Rubriques

mercredi 10 août 2011

Le livre de mon enfance, par Sam (Ex. n°18)



Blake et Mortimer, mes héros



Lorsque j’étais enfant, chaque semaine, mon père avait coutume de revenir des courses au supermarché avec une bande dessinée. Il aimait la bande dessinée. Mais je pense qu’il aimait par dessus tout l’idée que cette littérature populaire offrait, par ses histoires, ses héros, ses graphismes, un divertissement de qualité tant aux adultes qu’aux enfants. Aussi, par cette pratique, il savait qu’il assurait à ses enfants non seulement un plaisir immense, mais encore une culture solide. J’ai donc eu la chance de suivre les aventures de Tintin, Alix, Lefranc, Tif et Tondu, la Patrouille des Castors, Ric Hochet, Astérix, Lucky Luke… C’est dans ces séries que je trouve mes plaisirs enfantins de la lecture. Mais mon bonheur de lecture le plus grand, c’est Blake, Mortimer et Olrik qui me l’ont donné. Cette série est pour moi fondatrice, dans le sens où elle a forgé une partie de mon univers mental enfantin et, par force, adulte. Il faut se plonger dans ces albums au graphisme somptueux pour comprendre la richesse souterraine de cette œuvre.

E.P. Jacobs est un sorcier. C’est ainsi que je m’imaginais l’auteur de ces merveilles.
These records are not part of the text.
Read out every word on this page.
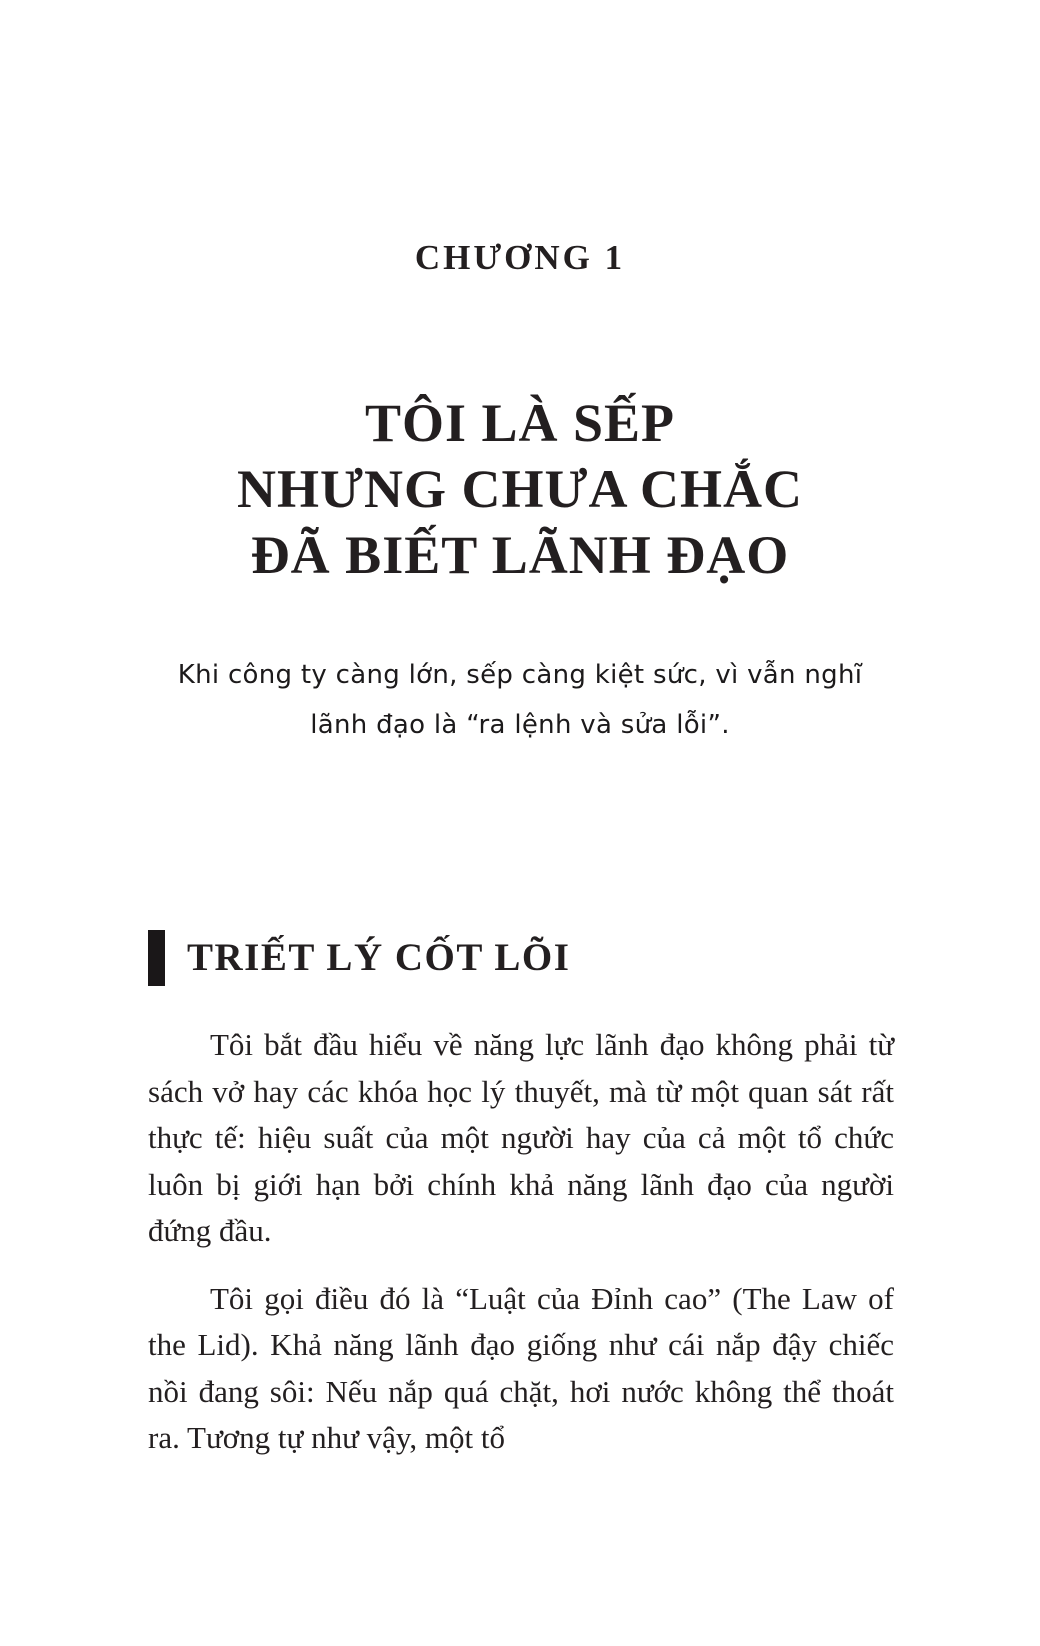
CHƯƠNG 1
TÔI LÀ SẾP
NHƯNG CHƯA CHẮC
ĐÃ BIẾT LÃNH ĐẠO
Khi công ty càng lớn, sếp càng kiệt sức, vì vẫn nghĩ
lãnh đạo là “ra lệnh và sửa lỗi”.
TRIẾT LÝ CỐT LÕI

Tôi bắt đầu hiểu về năng lực lãnh đạo không phải từ sách vở hay các khóa học lý thuyết, mà từ một quan sát rất thực tế: hiệu suất của một người hay của cả một tổ chức luôn bị giới hạn bởi chính khả năng lãnh đạo của người đứng đầu.

Tôi gọi điều đó là “Luật của Đỉnh cao” (The Law of the Lid). Khả năng lãnh đạo giống như cái nắp đậy chiếc nồi đang sôi: Nếu nắp quá chặt, hơi nước không thể thoát ra. Tương tự như vậy, một tổ
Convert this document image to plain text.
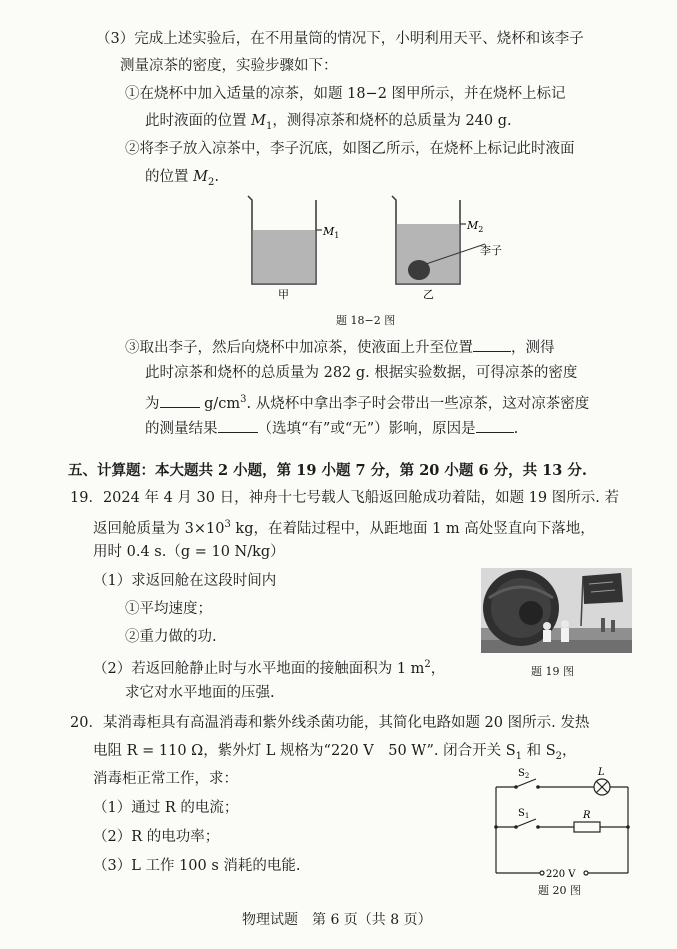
（3）完成上述实验后，在不用量筒的情况下，小明利用天平、烧杯和该李子
测量凉茶的密度，实验步骤如下：
①在烧杯中加入适量的凉茶，如题 18−2 图甲所示，并在烧杯上标记
此时液面的位置 $M_1$，测得凉茶和烧杯的总质量为 240 g.
②将李子放入凉茶中，李子沉底，如图乙所示，在烧杯上标记此时液面
的位置 $M_2$.
$M_1$
$M_2$
李子
甲	乙
题 18−2 图
③取出李子，然后向烧杯中加凉茶，使液面上升至位置	，测得
此时凉茶和烧杯的总质量为 282 g. 根据实验数据，可得凉茶的密度
为	$g/cm^3$. 从烧杯中拿出李子时会带出一些凉茶，这对凉茶密度
的测量结果	（选填“有”或“无”）影响，原因是	.
五、计算题：本大题共 2 小题，第 19 小题 7 分，第 20 小题 6 分，共 13 分.
19．2024 年 4 月 30 日，神舟十七号载人飞船返回舱成功着陆，如题 19 图所示. 若
返回舱质量为 $3\times 10^3$ kg，在着陆过程中，从距地面 1 m 高处竖直向下落地，
用时 0.4 s.（g = 10 N/kg）
（1）求返回舱在这段时间内
①平均速度；
②重力做的功.
（2）若返回舱静止时与水平地面的接触面积为 1 $m^2$，
求它对水平地面的压强.
题 19 图
20．某消毒柜具有高温消毒和紫外线杀菌功能，其简化电路如题 20 图所示. 发热
电阻 R = 110 Ω，紫外灯 L 规格为“220 V　50 W”. 闭合开关 $S_1$ 和 $S_2$，
消毒柜正常工作，求：
（1）通过 R 的电流；
（2）R 的电功率；
（3）L 工作 100 s 消耗的电能.
$S_2$	L
$S_1$	R
220 V
题 20 图
物理试题　第 6 页（共 8 页）
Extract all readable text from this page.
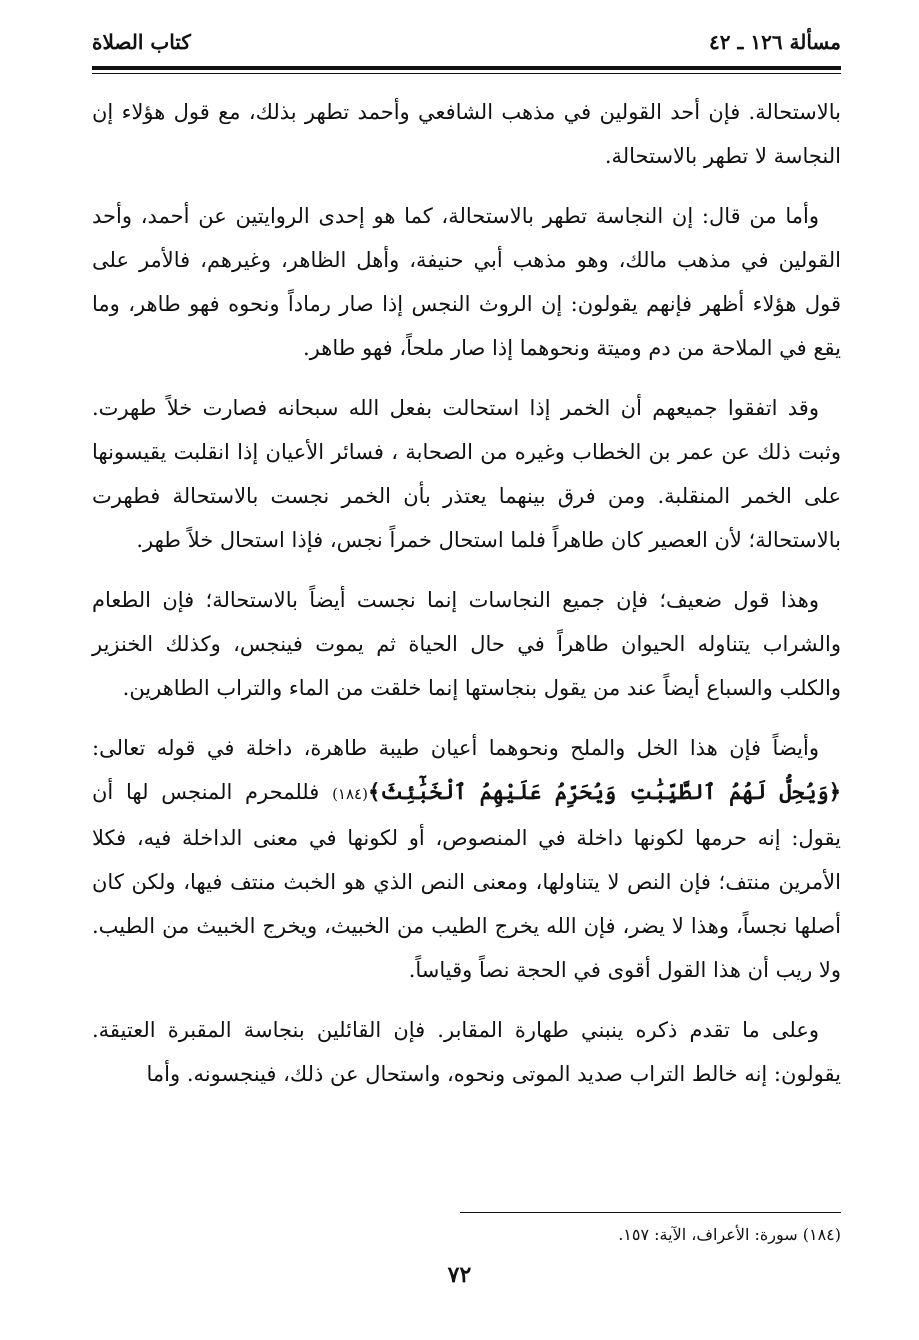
مسألة ١٢٦ ـ ٤٢
كتاب الصلاة

بالاستحالة. فإن أحد القولين في مذهب الشافعي وأحمد تطهر بذلك، مع قول هؤلاء إن النجاسة لا تطهر بالاستحالة.

وأما من قال: إن النجاسة تطهر بالاستحالة، كما هو إحدى الروايتين عن أحمد، وأحد القولين في مذهب مالك، وهو مذهب أبي حنيفة، وأهل الظاهر، وغيرهم، فالأمر على قول هؤلاء أظهر فإنهم يقولون: إن الروث النجس إذا صار رماداً ونحوه فهو طاهر، وما يقع في الملاحة من دم وميتة ونحوهما إذا صار ملحاً، فهو طاهر.

وقد اتفقوا جميعهم أن الخمر إذا استحالت بفعل الله سبحانه فصارت خلاً طهرت. وثبت ذلك عن عمر بن الخطاب وغيره من الصحابة ، فسائر الأعيان إذا انقلبت يقيسونها على الخمر المنقلبة. ومن فرق بينهما يعتذر بأن الخمر نجست بالاستحالة فطهرت بالاستحالة؛ لأن العصير كان طاهراً فلما استحال خمراً نجس، فإذا استحال خلاً طهر.

وهذا قول ضعيف؛ فإن جميع النجاسات إنما نجست أيضاً بالاستحالة؛ فإن الطعام والشراب يتناوله الحيوان طاهراً في حال الحياة ثم يموت فينجس، وكذلك الخنزير والكلب والسباع أيضاً عند من يقول بنجاستها إنما خلقت من الماء والتراب الطاهرين.

وأيضاً فإن هذا الخل والملح ونحوهما أعيان طيبة طاهرة، داخلة في قوله تعالى: ﴿وَيُحِلُّ لَهُمُ ٱلطَّيِّبَٰتِ وَيُحَرِّمُ عَلَيْهِمُ ٱلْخَبَٰٓئِثَ﴾(١٨٤) فللمحرم المنجس لها أن يقول: إنه حرمها لكونها داخلة في المنصوص، أو لكونها في معنى الداخلة فيه، فكلا الأمرين منتف؛ فإن النص لا يتناولها، ومعنى النص الذي هو الخبث منتف فيها، ولكن كان أصلها نجساً، وهذا لا يضر، فإن الله يخرج الطيب من الخبيث، ويخرج الخبيث من الطيب. ولا ريب أن هذا القول أقوى في الحجة نصاً وقياساً.

وعلى ما تقدم ذكره ينبني طهارة المقابر. فإن القائلين بنجاسة المقبرة العتيقة. يقولون: إنه خالط التراب صديد الموتى ونحوه، واستحال عن ذلك، فينجسونه. وأما

(١٨٤) سورة: الأعراف، الآية: ١٥٧.
٧٢
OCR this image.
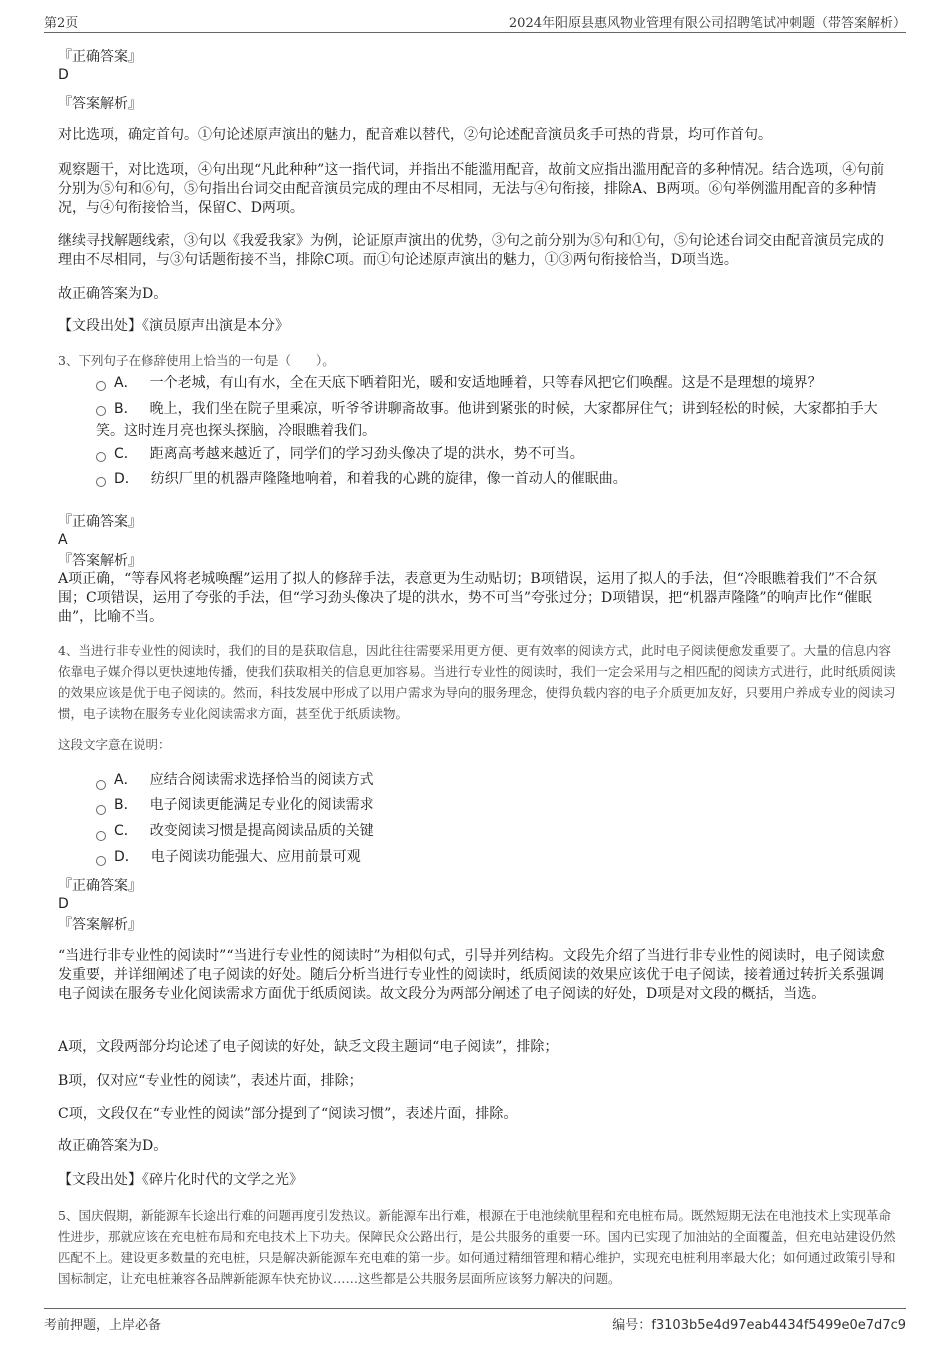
第2页	2024年阳原县惠风物业管理有限公司招聘笔试冲刺题（带答案解析）
『正确答案』
D
『答案解析』
对比选项，确定首句。①句论述原声演出的魅力，配音难以替代，②句论述配音演员炙手可热的背景，均可作首句。
观察题干，对比选项，④句出现“凡此种种”这一指代词，并指出不能滥用配音，故前文应指出滥用配音的多种情况。结合选项，④句前分别为⑤句和⑥句，⑤句指出台词交由配音演员完成的理由不尽相同，无法与④句衔接，排除A、B两项。⑥句举例滥用配音的多种情况，与④句衔接恰当，保留C、D两项。
继续寻找解题线索，③句以《我爱我家》为例，论证原声演出的优势，③句之前分别为⑤句和①句，⑤句论述台词交由配音演员完成的理由不尽相同，与③句话题衔接不当，排除C项。而①句论述原声演出的魅力，①③两句衔接恰当，D项当选。
故正确答案为D。
【文段出处】《演员原声出演是本分》
3、下列句子在修辞使用上恰当的一句是（　　）。
A． 一个老城，有山有水，全在天底下晒着阳光，暖和安适地睡着，只等春风把它们唤醒。这是不是理想的境界？
B． 晚上，我们坐在院子里乘凉，听爷爷讲聊斋故事。他讲到紧张的时候，大家都屏住气；讲到轻松的时候，大家都拍手大笑。这时连月亮也探头探脑，冷眼瞧着我们。
C． 距离高考越来越近了，同学们的学习劲头像决了堤的洪水，势不可当。
D． 纺织厂里的机器声隆隆地响着，和着我的心跳的旋律，像一首动人的催眠曲。
『正确答案』
A
『答案解析』
A项正确，“等春风将老城唤醒”运用了拟人的修辞手法，表意更为生动贴切；B项错误，运用了拟人的手法，但“冷眼瞧着我们”不合氛围；C项错误，运用了夸张的手法，但“学习劲头像决了堤的洪水，势不可当”夸张过分；D项错误，把“机器声隆隆”的响声比作“催眠曲”，比喻不当。
4、当进行非专业性的阅读时，我们的目的是获取信息，因此往往需要采用更方便、更有效率的阅读方式，此时电子阅读便愈发重要了。大量的信息内容依靠电子媒介得以更快速地传播，使我们获取相关的信息更加容易。当进行专业性的阅读时，我们一定会采用与之相匹配的阅读方式进行，此时纸质阅读的效果应该是优于电子阅读的。然而，科技发展中形成了以用户需求为导向的服务理念，使得负载内容的电子介质更加友好，只要用户养成专业的阅读习惯，电子读物在服务专业化阅读需求方面，甚至优于纸质读物。
这段文字意在说明：
A． 应结合阅读需求选择恰当的阅读方式
B． 电子阅读更能满足专业化的阅读需求
C． 改变阅读习惯是提高阅读品质的关键
D． 电子阅读功能强大、应用前景可观
『正确答案』
D
『答案解析』
“当进行非专业性的阅读时”“当进行专业性的阅读时”为相似句式，引导并列结构。文段先介绍了当进行非专业性的阅读时，电子阅读愈发重要，并详细阐述了电子阅读的好处。随后分析当进行专业性的阅读时，纸质阅读的效果应该优于电子阅读，接着通过转折关系强调电子阅读在服务专业化阅读需求方面优于纸质阅读。故文段分为两部分阐述了电子阅读的好处，D项是对文段的概括，当选。
A项，文段两部分均论述了电子阅读的好处，缺乏文段主题词“电子阅读”，排除；
B项，仅对应“专业性的阅读”，表述片面，排除；
C项，文段仅在“专业性的阅读”部分提到了“阅读习惯”，表述片面，排除。
故正确答案为D。
【文段出处】《碎片化时代的文学之光》
5、国庆假期，新能源车长途出行难的问题再度引发热议。新能源车出行难，根源在于电池续航里程和充电桩布局。既然短期无法在电池技术上实现革命性进步，那就应该在充电桩布局和充电技术上下功夫。保障民众公路出行，是公共服务的重要一环。国内已实现了加油站的全面覆盖，但充电站建设仍然匹配不上。建设更多数量的充电桩，只是解决新能源车充电难的第一步。如何通过精细管理和精心维护，实现充电桩利用率最大化；如何通过政策引导和国标制定，让充电桩兼容各品牌新能源车快充协议……这些都是公共服务层面所应该努力解决的问题。
考前押题，上岸必备	编号：f3103b5e4d97eab4434f5499e0e7d7c9
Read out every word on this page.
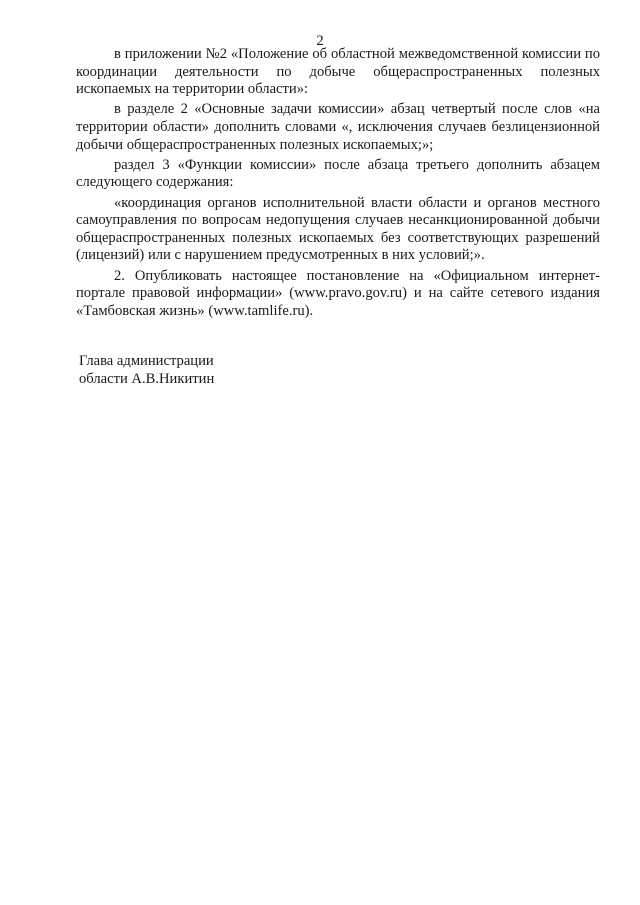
2

в приложении №2 «Положение об областной межведомственной комиссии по координации деятельности по добыче общераспространенных полезных ископаемых на территории области»:

в разделе 2 «Основные задачи комиссии» абзац четвертый после слов «на территории области» дополнить словами «, исключения случаев безлицензионной добычи общераспространенных полезных ископаемых;»;

раздел 3 «Функции комиссии» после абзаца третьего дополнить абзацем следующего содержания:

«координация органов исполнительной власти области и органов местного самоуправления по вопросам недопущения случаев несанкционированной добычи общераспространенных полезных ископаемых без соответствующих разрешений (лицензий) или с нарушением предусмотренных в них условий;».

2. Опубликовать настоящее постановление на «Официальном интернет-портале правовой информации» (www.pravo.gov.ru) и на сайте сетевого издания «Тамбовская жизнь» (www.tamlife.ru).

Глава администрации
области А.В.Никитин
La quatrième de couverture, d’un blanc austère barré d’une ligne orange, le montre en photo noir et blanc, l’air sévère, revêche, quasiment patibulaire, scrutant le lecteur les lunettes d’écaille à la main, avec une tenue vestimentaire intrigante pour un auteur de BD : nœud papillon noir, chemise blanche, boutons de manchette et veste pied-de-poule. Jacobs était pour moi un mystère. Comment ce vieux bonhomme si peu jovial pouvait-il créer des aventures aussi trépidantes, des atmosphères aussi étranges, des personnages aussi purs, des sentiments aussi nobles, des images aussi belles ? Aujourd’hui, je sais que Jacobs n’était pas un sorcier ; c’était un génie.

Jacobs a exploré tous les genres de l’aventure : la guerre (Le secret de l’Espadon), l’énigme policière (L’affaire du collier), le fantastique (Le mystère de la grande pyramide, La marque jaune, SOS Météores, Les 3 formules du professeur Sato) parfois mâtiné de science fiction (L’énigme de l’Atlantide, Le piège diabolique). Jacobs est sans concession : Blake et Mortimer, c’est la lutte du Bien contre le Mal, ou plus précisément de l’Humanité contre la Sauvagerie. Les sentiments sont exacerbés : d’un côté l’Amitié, le Courage, l’Héroïsme, le Sacrifice, la Fidélité, la Loyauté ; de l’autre le Haine, la Trahison, la Cruauté, la Déloyauté, l’Egoïsme. Mais si Blake (le fin capitaine anglais ou gallois blond) et Mortimer (le scientifique écossais massif et roux) sont des héros pleinement positifs, je ne suis jamais parvenu à voir dans l’ombrageux Olrik un méchant négatif. Il est beau, flegmatique, fair-play, courageux, acrobatique, intelligent… Olrik, c’est Méphisto ; son charme opère sur le lecteur comme sur ses complices. Mais où est l’Amour ? Blake et Mortimer, c’est un monde d’hommes, qui s’adresse résolument aux garçons. Pas de filles, pas de sentimentalisme. Jacobs raconte pourtant les épisodes d’une histoire d’Amour : l’Amitié entre deux hommes qui combattent le Mal.